The Epstein-Barr Virus Connection

Nearly all people with MS test positive for past Epstein-Barr virus (EBV) infection, the virus that causes mononucleosis. By contrast, the risk of MS in people who have never been infected with EBV is extremely low. A landmark study of U.S. military personnel found that young adults who contracted EBV saw their MS risk increase 32-fold compared to those who remained uninfected.

Most adults (over 90%) have been infected with EBV at some point, so the virus alone doesn’t cause MS. But it appears to be a necessary precondition. Something about how the immune system responds to EBV, likely in combination with genetic vulnerability and other environmental factors, sets the stage for the immune system to begin attacking the nervous system.

Genetic Risk Factors

MS is not directly inherited, but genetics play a significant role in who develops it. The strongest known genetic link involves a specific variation in the immune system’s cell-recognition genes. People who carry this variant (known as HLA-DRB1*1501) face roughly 2.5 to 3 times the risk of developing MS compared to those without it. This variant is most common in people of Northern European descent, which partially explains the higher rates in that population.

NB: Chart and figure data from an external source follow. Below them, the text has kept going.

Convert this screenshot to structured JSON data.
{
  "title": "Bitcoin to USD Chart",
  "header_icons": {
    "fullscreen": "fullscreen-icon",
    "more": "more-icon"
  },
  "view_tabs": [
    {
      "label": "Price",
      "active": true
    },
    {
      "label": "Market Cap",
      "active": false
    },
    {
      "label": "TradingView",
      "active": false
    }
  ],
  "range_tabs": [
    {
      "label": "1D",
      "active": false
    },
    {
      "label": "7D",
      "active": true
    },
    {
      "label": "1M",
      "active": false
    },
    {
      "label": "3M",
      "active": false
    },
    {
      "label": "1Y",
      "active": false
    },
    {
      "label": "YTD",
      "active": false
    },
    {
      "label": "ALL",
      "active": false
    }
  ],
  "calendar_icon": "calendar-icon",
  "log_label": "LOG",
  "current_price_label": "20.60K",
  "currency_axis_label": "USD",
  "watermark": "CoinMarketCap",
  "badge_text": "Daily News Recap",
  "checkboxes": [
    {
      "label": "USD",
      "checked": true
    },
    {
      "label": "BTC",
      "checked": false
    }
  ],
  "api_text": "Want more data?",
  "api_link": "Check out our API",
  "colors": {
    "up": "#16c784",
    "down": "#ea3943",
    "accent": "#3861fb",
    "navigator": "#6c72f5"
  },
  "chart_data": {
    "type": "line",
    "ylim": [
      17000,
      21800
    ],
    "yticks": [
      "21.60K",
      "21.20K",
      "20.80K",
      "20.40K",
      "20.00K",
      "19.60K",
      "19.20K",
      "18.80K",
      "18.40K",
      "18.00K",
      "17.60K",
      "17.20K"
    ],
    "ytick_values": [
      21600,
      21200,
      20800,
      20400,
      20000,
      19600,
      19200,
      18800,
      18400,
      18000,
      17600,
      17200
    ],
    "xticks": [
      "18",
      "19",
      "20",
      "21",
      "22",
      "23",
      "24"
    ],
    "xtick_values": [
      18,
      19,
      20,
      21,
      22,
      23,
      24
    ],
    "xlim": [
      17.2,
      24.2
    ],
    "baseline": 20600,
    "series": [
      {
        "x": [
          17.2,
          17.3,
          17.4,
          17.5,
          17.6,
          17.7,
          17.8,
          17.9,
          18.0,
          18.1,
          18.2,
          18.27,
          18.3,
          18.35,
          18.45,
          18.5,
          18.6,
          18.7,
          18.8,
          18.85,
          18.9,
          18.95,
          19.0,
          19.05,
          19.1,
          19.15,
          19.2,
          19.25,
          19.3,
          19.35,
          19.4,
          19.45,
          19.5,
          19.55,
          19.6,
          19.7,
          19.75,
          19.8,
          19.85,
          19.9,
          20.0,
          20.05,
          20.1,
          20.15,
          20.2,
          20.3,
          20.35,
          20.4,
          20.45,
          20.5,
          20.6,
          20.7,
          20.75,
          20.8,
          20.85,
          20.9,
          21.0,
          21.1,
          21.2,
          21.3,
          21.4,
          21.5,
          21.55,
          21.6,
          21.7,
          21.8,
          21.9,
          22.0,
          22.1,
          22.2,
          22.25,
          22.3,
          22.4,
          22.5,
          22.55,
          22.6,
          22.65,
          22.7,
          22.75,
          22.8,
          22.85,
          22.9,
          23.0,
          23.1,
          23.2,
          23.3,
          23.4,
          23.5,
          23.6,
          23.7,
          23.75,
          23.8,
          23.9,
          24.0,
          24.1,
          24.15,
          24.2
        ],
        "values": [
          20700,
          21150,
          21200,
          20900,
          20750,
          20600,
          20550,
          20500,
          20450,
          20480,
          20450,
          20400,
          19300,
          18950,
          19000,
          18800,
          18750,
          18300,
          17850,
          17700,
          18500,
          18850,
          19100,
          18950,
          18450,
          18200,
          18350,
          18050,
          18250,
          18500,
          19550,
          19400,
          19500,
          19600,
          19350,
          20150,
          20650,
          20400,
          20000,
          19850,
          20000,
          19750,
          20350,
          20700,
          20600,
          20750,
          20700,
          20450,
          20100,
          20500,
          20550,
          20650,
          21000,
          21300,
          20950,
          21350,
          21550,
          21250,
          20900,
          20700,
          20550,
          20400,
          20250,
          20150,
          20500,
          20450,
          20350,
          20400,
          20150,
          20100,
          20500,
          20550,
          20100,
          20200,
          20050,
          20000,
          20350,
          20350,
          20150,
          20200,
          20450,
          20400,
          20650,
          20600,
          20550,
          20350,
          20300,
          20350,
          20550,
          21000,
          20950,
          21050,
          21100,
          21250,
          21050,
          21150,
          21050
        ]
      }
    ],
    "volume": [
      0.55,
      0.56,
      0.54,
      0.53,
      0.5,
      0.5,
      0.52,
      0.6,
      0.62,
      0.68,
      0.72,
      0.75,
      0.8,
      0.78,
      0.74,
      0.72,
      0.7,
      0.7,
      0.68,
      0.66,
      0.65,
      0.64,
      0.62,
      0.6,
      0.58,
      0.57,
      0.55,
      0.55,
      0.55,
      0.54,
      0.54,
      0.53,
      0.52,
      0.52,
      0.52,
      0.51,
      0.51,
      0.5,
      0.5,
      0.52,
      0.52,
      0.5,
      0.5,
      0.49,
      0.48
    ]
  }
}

Beyond that single gene variant, researchers have identified over 200 smaller genetic risk factors that each contribute a modest amount. Having a first-degree relative with MS (a parent, sibling, or child) raises your risk to roughly 2 to 4%, compared to a general population risk of about 0.1 to 0.3%. Identical twins of someone with MS have about a 25 to 30% chance of developing it themselves, reinforcing that genes matter but don’t tell the whole story.

Smoking and Obesity

Smoking increases both the risk of developing MS and the speed at which it progresses. Current smokers with MS face about 20 to 27% higher odds of worsening disability, physical decline, and cognitive decline compared to nonsmokers. The effect is consistent across multiple measures of disease progression.

Obesity, particularly during adolescence, is also linked to higher MS risk. Among people already diagnosed, having a BMI above 30 is associated with a 37 to 45% greater likelihood of reaching significant disability milestones compared to those at a lower weight. Smoking and obesity together compound the problem, making disease management harder on multiple fronts. Both are modifiable, which makes them important targets for anyone concerned about their risk.

Putting the Risk Factors Together

No single factor causes MS. The current understanding is that MS develops when a genetically susceptible person encounters the right combination of environmental triggers. A typical high-risk profile might look like this: a woman of Northern European descent who grew up far from the equator, had mononucleosis as a teenager, has low vitamin D levels, smokes, and carries the HLA-DRB1*1501 gene variant. But plenty of people who fit that description never develop MS, and some people with almost none of those risk factors do.

What makes MS unpredictable is the interaction between these factors. EBV infection in someone with the right genetic makeup and low vitamin D may tip the immune system toward attacking nerve insulation, while the same infection in someone without those vulnerabilities causes nothing more than a sore throat and fatigue. The disease ultimately results from a cascade of unlucky overlaps, not any single cause.